Alternative Species for New Saltwater Anglers

By Joe Dahut

Working in a fly shop brings in all walks of anglers, and one of the best feelings is introducing new anglers to the endless possibilities in saltwater fly fishing. It’s a big ocean out there, and opportunities to interact with lesser known, or publicly recognized, species is a great way to get into the sport. While the movies, magazines, and social media seem to show that the Keys are only about tarpon, permit, and bonefish, there are other options for folks who want to feel the tug from our fishery’s misfit toys.

If you are a freshwater angler that likes throwing streamers and topwater flies to bass, trout, musky, pike, or other freshwater species, casting to saltwater predators is a great introduction to get your feet wet, so to speak. When anglers first come down to the Keys for a fishing trip, there are certain techniques that need the rust shaken off, like a strip set, implementing rod angles for more productive, safe, and efficient fish fighting, and adjusting to the optics of casting at fish you can actually see. These species offer a forgiving introduction and will allow new saltwater anglers to gain confidence in their casting, fighting, and sight fishing ability.


The Keys have some lesser known characters that swim in the same water as the big three, eat flies readily (sometimes), and will give your tackle a run for its money. For a freshwater angler, sharks are a great prerequisite for someone who wants to eventually graduate to catching a big tarpon on the ocean. For someone who is not used to sight fishing, the inevitable blown shot at a big cruising fish is no big deal, because these species allow many more shots in a condensed period of time.  Like many other steps in fly fishing, you can catch sharks with confidence, and transfer those skills with more readily available species to eventually casting at the big three: tarpon, permit, and bonefish.

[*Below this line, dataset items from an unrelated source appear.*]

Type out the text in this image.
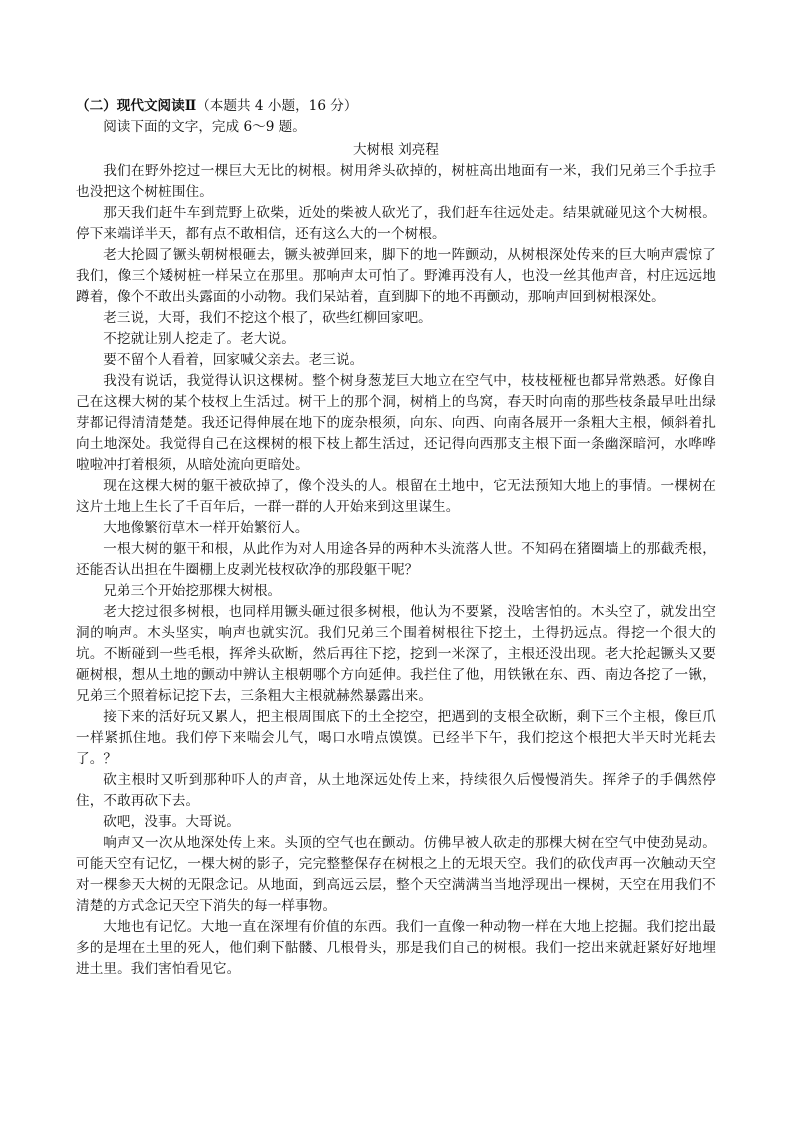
（二）现代文阅读Ⅱ（本题共 4 小题，16 分）

阅读下面的文字，完成 6～9 题。

大树根 刘亮程

我们在野外挖过一棵巨大无比的树根。树用斧头砍掉的，树桩高出地面有一米，我们兄弟三个手拉手也没把这个树桩围住。

那天我们赶牛车到荒野上砍柴，近处的柴被人砍光了，我们赶车往远处走。结果就碰见这个大树根。停下来端详半天，都有点不敢相信，还有这么大的一个树根。

老大抡圆了镢头朝树根砸去，镢头被弹回来，脚下的地一阵颤动，从树根深处传来的巨大响声震惊了我们，像三个矮树桩一样呆立在那里。那响声太可怕了。野滩再没有人，也没一丝其他声音，村庄远远地蹲着，像个不敢出头露面的小动物。我们呆站着，直到脚下的地不再颤动，那响声回到树根深处。

老三说，大哥，我们不挖这个根了，砍些红柳回家吧。

不挖就让别人挖走了。老大说。

要不留个人看着，回家喊父亲去。老三说。

我没有说话，我觉得认识这棵树。整个树身葱茏巨大地立在空气中，枝枝桠桠也都异常熟悉。好像自己在这棵大树的某个枝杈上生活过。树干上的那个洞，树梢上的鸟窝，春天时向南的那些枝条最早吐出绿芽都记得清清楚楚。我还记得伸展在地下的庞杂根须，向东、向西、向南各展开一条粗大主根，倾斜着扎向土地深处。我觉得自己在这棵树的根下枝上都生活过，还记得向西那支主根下面一条幽深暗河，水哗哗啦啦冲打着根须，从暗处流向更暗处。

现在这棵大树的躯干被砍掉了，像个没头的人。根留在土地中，它无法预知大地上的事情。一棵树在这片土地上生长了千百年后，一群一群的人开始来到这里谋生。

大地像繁衍草木一样开始繁衍人。

一根大树的躯干和根，从此作为对人用途各异的两种木头流落人世。不知码在猪圈墙上的那截秃根，还能否认出担在牛圈棚上皮剥光枝杈砍净的那段躯干呢？

兄弟三个开始挖那棵大树根。

老大挖过很多树根，也同样用镢头砸过很多树根，他认为不要紧，没啥害怕的。木头空了，就发出空洞的响声。木头坚实，响声也就实沉。我们兄弟三个围着树根往下挖土，土得扔远点。得挖一个很大的坑。不断碰到一些毛根，挥斧头砍断，然后再往下挖，挖到一米深了，主根还没出现。老大抡起镢头又要砸树根，想从土地的颤动中辨认主根朝哪个方向延伸。我拦住了他，用铁锹在东、西、南边各挖了一锹，兄弟三个照着标记挖下去，三条粗大主根就赫然暴露出来。

接下来的活好玩又累人，把主根周围底下的土全挖空，把遇到的支根全砍断，剩下三个主根，像巨爪一样紧抓住地。我们停下来喘会儿气，喝口水啃点馍馍。已经半下午，我们挖这个根把大半天时光耗去了。？

砍主根时又听到那种吓人的声音，从土地深远处传上来，持续很久后慢慢消失。挥斧子的手偶然停住，不敢再砍下去。

砍吧，没事。大哥说。

响声又一次从地深处传上来。头顶的空气也在颤动。仿佛早被人砍走的那棵大树在空气中使劲晃动。可能天空有记忆，一棵大树的影子，完完整整保存在树根之上的无垠天空。我们的砍伐声再一次触动天空对一棵参天大树的无限念记。从地面，到高远云层，整个天空满满当当地浮现出一棵树，天空在用我们不清楚的方式念记天空下消失的每一样事物。

大地也有记忆。大地一直在深埋有价值的东西。我们一直像一种动物一样在大地上挖掘。我们挖出最多的是埋在土里的死人，他们剩下骷髅、几根骨头，那是我们自己的树根。我们一挖出来就赶紧好好地埋进土里。我们害怕看见它。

Fly fishing for sharks is something that not everyone actually realizes can be done. Like anything in fly fishing, with the correct tackle and techniques, any angling goal can be accomplished. Fly fishing for sharks in the winter time in the Keys is a great way to practice fighting big fish because they eat readily, they are plentiful on the flats, and they offer great sight fishing practice. You can practice feeding a fish, leading them, and also delicately dropping a bigger fly in front of a cruising fish. They are the ultimate predator, and hooking one of these creatures is something anglers will never forget if they have not interacted with an animal of such size.


Sharks can be big creatures, and they need to be stopped by a 10, 11, or 12 wt rod. My choice is the Sextant, because it is a powerful, fast rod. For customers who come into the shop looking for a shark setup, I often advise them to choose a shark rod based on their rod preferences for tarpon. I do this because you can practice exactly how you play. So, if you like fishing an 11 wt for tarpon, use the same setup, paired with a wire leader and a big, red fly.


Another plentiful species that often gets passed over in pursuit for the big three is a big, mean barracuda. They hover over white spots on the flats and take surface and subsurface flies, just as long as they are moving quickly across their path of vision. They often inhabit ecosystems similar to those that Permit and Bonefish live in, and can offer an exciting burst of energy to an otherwise lackluster day of fishing. Cuda are another species that necessitate a wire leader and work in predatory ways, an awesome sight fishing target that will surely get the heart pumping.


Using the Exocett SS for barracuda allows you to throw a variety of lines and flies that are normally tough to cast. This rod throws quick, efficient casts that get the fly in the zone. This setup also works great if you are Permit fishing, because changing flies and leaders to wire and a large bait fish or cuda tube is easy.

Don’t be afraid to mix up your program when you are out on the water - there is no reason to pass over species that will put a bend in the rod. Sharks, barracuda, and many others will turn a mediocre day of fishing into one you will never forget!